River se marchó con la taza a su despacho, donde lo esperaba otra jornada de examen de vetustas solicitudes de pasaportes escaneadas y subidas a una base de datos que hacía aguas por todas partes: si se tratara de una embarcación, a las ratas les faltaría tiempo para abandonarla. Cogió un bolígrafo y empezó a tamborilear en sus incisivos superiores. Le quedaban ocho horas y media de suplicio por delante, menos lo que pudiera descontar a la hora de comer, multiplicadas por los cinco días de la semana y las cuarenta y ocho semanas laborables del año... Igual lograba finiquitar aquel encargo antes de cumplir los cuarenta, si ponía todo su empeño. Qué gran idea: si se lo proponía de verdad, se las arreglaría para dejar atrás esa pesadilla al tiempo que decía adiós a las tres primeras décadas de su vida.

Otra opción era empuñar la pequeña perforadora de documentos que tenía delante y golpearse en la cabeza hasta que llegase la muerte.

Cogió la perforadora, que apretó con la mano una y otra vez como si fuese uno de esos juguetitos para aliviar el estrés, y se acercó a la ventana, cuyo cristal exhibía un rótulo en letras doradas, W. W. HENDERSON, notario y FEDATARIO PÚBLICO, escrito para que los transeúntes no se hicieran demasiadas preguntas sobre los pobres desventurados que chupaban tinta en el interior de aquella siniestra oficina. Si había algo de cierto en todo aquello era que entre sus paredes habían reverberado unos cuantos juramentos.

La perforadora hizo clac en su mano y, un segundo después, oyó que la puerta de abajo se abría y volvía a cerrarse enseguida. «Catherine», pensó, y al momento se dijo que no: Catherine solía subir las escaleras como si fuese un espectro. Lamb también podía hacerlo, cuando le convenía, pero aquella mañana llegaba como de costumbre: haciendo gala de su natural irritante, ascendiendo por los tramos de escalera con el donaire de un hipopótamo que llevara una carretilla de albañil. Un estruendo dejó constancia de su paso junto al despacho de River y luego siguió escaleras arriba hasta meterse en su propia covachuela, en el piso superior. La entrada en su despacho solía constituir el preludio a una obertura digna de un hombreorquesta: una secuencia de cuescos, blasfemias y maltrato del mobiliario en general. River volvió a su escritorio, donde la pila de solicitudes de pasaporte parecía haber crecido durante el breve momento que había estado de espaldas. Aquello no avanzaba ni a tiros, y hasta que no avanzase él seguiría empantanado. Sin embargo, en cuanto echó un vistazo a la primera solicitud, notó que faltaba algo: en vez de la acostumbrada sinfonía en el despacho de arriba, lo que se oía era el tipo de silencio que tiene lugar antes de que un árbol se desplome aplastándolo todo en su caída... Se levantó. Y cuando empezaron a oírse unos fuertes golpes sobre el entarimado, ya estaba saliendo por la puerta.

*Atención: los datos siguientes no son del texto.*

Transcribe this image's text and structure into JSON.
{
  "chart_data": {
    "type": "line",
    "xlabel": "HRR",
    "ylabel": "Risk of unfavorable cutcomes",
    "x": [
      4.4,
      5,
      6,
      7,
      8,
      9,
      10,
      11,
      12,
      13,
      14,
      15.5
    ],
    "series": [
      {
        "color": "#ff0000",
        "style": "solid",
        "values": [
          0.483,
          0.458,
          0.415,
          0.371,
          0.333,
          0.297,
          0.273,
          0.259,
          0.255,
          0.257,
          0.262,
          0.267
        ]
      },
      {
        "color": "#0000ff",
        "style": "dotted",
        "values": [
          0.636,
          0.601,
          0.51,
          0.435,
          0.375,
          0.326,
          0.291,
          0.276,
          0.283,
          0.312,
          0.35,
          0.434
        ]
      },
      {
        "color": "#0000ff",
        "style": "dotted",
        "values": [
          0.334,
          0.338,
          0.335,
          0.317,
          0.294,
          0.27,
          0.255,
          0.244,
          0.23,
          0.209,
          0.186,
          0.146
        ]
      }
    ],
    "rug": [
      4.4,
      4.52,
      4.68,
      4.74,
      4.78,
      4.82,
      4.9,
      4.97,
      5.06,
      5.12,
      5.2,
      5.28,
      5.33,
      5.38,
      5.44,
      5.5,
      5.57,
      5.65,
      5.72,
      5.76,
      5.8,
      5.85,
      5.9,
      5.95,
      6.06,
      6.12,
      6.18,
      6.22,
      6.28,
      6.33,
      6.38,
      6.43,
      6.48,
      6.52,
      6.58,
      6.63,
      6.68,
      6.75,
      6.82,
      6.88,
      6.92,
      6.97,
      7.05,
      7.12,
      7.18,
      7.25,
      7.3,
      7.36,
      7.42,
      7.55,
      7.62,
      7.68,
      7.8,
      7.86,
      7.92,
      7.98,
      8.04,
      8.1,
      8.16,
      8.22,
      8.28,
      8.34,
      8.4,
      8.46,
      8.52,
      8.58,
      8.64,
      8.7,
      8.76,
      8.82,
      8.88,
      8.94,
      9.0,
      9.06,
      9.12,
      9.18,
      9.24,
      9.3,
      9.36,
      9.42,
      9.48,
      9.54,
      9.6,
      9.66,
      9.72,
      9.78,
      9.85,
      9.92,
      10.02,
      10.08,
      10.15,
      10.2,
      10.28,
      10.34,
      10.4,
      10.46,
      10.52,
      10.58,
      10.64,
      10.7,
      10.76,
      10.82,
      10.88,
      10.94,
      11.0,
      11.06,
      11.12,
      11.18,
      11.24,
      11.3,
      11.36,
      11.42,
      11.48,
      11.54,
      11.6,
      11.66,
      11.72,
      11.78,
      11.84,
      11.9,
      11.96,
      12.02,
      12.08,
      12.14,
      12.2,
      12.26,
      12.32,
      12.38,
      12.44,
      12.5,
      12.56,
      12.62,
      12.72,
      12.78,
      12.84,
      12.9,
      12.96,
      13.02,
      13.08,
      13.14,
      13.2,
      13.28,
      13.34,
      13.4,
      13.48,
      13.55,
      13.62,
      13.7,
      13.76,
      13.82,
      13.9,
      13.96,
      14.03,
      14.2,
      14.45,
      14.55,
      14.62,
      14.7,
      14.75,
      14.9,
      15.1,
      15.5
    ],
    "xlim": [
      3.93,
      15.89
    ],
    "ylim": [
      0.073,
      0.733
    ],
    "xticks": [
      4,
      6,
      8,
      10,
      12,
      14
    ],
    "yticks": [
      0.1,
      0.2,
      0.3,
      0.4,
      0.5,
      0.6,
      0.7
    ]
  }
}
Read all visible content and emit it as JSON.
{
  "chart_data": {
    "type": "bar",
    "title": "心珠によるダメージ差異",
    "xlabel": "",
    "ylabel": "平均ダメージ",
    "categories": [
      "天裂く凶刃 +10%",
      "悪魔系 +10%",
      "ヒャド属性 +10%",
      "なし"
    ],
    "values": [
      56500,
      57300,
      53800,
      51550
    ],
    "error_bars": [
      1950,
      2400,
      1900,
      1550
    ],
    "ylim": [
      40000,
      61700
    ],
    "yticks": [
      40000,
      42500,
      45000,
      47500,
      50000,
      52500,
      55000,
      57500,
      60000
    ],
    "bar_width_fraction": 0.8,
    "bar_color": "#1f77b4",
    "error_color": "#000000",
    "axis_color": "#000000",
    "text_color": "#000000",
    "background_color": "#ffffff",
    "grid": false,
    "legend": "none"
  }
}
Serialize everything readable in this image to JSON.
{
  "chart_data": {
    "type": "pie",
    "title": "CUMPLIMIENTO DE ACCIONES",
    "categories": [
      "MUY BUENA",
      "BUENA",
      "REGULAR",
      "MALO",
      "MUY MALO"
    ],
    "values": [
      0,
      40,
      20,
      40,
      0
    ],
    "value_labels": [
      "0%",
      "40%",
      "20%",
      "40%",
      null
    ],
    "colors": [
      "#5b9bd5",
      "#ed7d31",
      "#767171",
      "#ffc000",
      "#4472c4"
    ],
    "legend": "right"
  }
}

Lamb contempló a su gente con un ojo malévolo —había quien hablaba de «equipo», aunque él prefería hablar de «subalternos»—; un solo ojo, porque el otro lo mantenía firmemente cerrado para que no le entrara el humo del cigarrillo. Las persianas estaban cerradas, como de costumbre, pero la luz del sol había encontrado algunos resquicios y dibujaba vistosas franjas en la pared y en las cabezas y hombros de los mencionados subalternos, que estaban agrupados de cualquier modo, como unos sospechosos en una vieja película de cine negro.

En la misma mano con la que sujetaba el cigarrillo, Lamb blandía un bollo cubierto con azúcar glaseado con el que fue señalando a los congregados.

—Voy a deciros una cosa: cada vez que os veo juntos tengo claro por qué vengo a trabajar todas las mañanas... —Volvió a señalarlos uno a uno; las doradas migas del bollo y el humo gris azulado del pitillo salían volando en sentidos divergentes—. Porque tengo una infestación de cucarachas en casa —agregó.

—Quién lo hubiera pensado... —musitó River.

—Nada de cuchicheos: si hay algo que no soporto es la mala educación. —Pegó un mordisco al bollo y prosiguió con la boca llena—: Parecéis salidos de una película de zombis; a ver si espabiláis, que buena falta os hace. ¿Dónde diablos se ha metido Standish?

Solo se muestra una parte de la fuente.